Whereas London posed as a background shift to visually, but unsuccessfully, mask lacklustre material four times over (Scoop and Cassandra’s Dream being two damp examples), Paris serves as refreshing, welcome inspiration, a gear shift for a director whose weathered career is jolted back to life, matching bouncy dialogue and a whimsically comical plot with the glossy climes of the sepia toned city of love. Paris, bathing in the warm glow of Darius Khondji’s cinematography and Cole Porter tunes, is here very much a character in the same vein Allen’s beloved New York City has been in a multitude of prior films, and it is accompanied by a wealth of talent who channel and bring to life their fictional, and in some cases non-fictional characters; in particular Adrien Brody’s larger than life Salvador Dalí and Corey Stoll’s verbose Ernest Hemingway, constantly chugging from the wine bottle. Yet, it is Owen Wilson, reminding us that for every Hall Pass and vacant canine caper he is still some semblance of a watchable actor, who excels as the Allen cipher, giving a giddy, dough-eyed performance.

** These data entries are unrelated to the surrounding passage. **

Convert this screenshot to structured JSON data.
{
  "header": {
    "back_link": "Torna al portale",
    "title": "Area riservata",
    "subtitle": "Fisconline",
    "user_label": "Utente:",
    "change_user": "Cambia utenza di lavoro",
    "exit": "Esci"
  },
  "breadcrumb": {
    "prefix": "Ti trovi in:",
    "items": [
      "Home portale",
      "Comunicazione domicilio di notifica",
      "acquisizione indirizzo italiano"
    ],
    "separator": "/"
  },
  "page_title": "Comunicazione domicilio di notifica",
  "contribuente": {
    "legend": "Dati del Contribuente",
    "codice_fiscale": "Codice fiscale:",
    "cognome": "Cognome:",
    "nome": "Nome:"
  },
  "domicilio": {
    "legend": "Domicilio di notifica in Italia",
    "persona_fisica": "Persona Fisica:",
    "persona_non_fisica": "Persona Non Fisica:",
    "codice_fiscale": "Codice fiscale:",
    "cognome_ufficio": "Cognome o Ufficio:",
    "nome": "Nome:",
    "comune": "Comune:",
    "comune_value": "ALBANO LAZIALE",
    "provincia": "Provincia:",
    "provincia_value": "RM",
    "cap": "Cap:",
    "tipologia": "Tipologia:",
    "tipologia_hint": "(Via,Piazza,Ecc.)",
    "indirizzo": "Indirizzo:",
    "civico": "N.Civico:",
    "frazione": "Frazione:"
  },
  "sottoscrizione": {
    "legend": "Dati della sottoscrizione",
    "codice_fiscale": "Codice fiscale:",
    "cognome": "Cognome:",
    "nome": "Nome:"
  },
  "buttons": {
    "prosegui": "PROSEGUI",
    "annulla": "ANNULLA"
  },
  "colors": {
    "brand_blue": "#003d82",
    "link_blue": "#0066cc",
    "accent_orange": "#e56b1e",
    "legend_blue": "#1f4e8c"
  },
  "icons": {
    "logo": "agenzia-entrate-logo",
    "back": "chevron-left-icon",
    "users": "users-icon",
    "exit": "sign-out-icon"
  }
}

Just as the film's poster meshes the image of a River Seine-wondering Wilson with homage to Van Gogh’s oil on canvas ‘Starry Night’, Midnight in Paris is very much a film made up of two interconnected halves; the routine relationship observations and semi-autobiographical nuances laced into the silky modern setting, and the sumptuous period pieces that span from 1920’s Paris to the golden era of La Belle Époque, as well as a brief 1700’s Versailles-set punch line, all infused by the evocation of Sonia Grande’s costumes and Anne Seibel’s luscious production designs.
Paralleling the narrative’s unexplained escape from the present to relatively simpler times, Allen arrives back at the style of filmmaking that met a number of his films with widespread acclaim, chiefly the nostalgic melancholy of Radio Days, and the juxtaposition of past and present flows as naturally as the freshly caught rain that trickles down the Parisian sidewalks.
If jet setting to European locales that appreciate his lowkey, shifting auteurist stature with reputable box office returns (though this has been his most profitable film stateside), means that Allen produces such exemplary films like this, then it is perhaps a sign that he can finally live up to the return to form that is promised but rarely conceived, and bears good tidings for his next work; this year’s Nero Fiddled, an ensemble comedy set in Rome.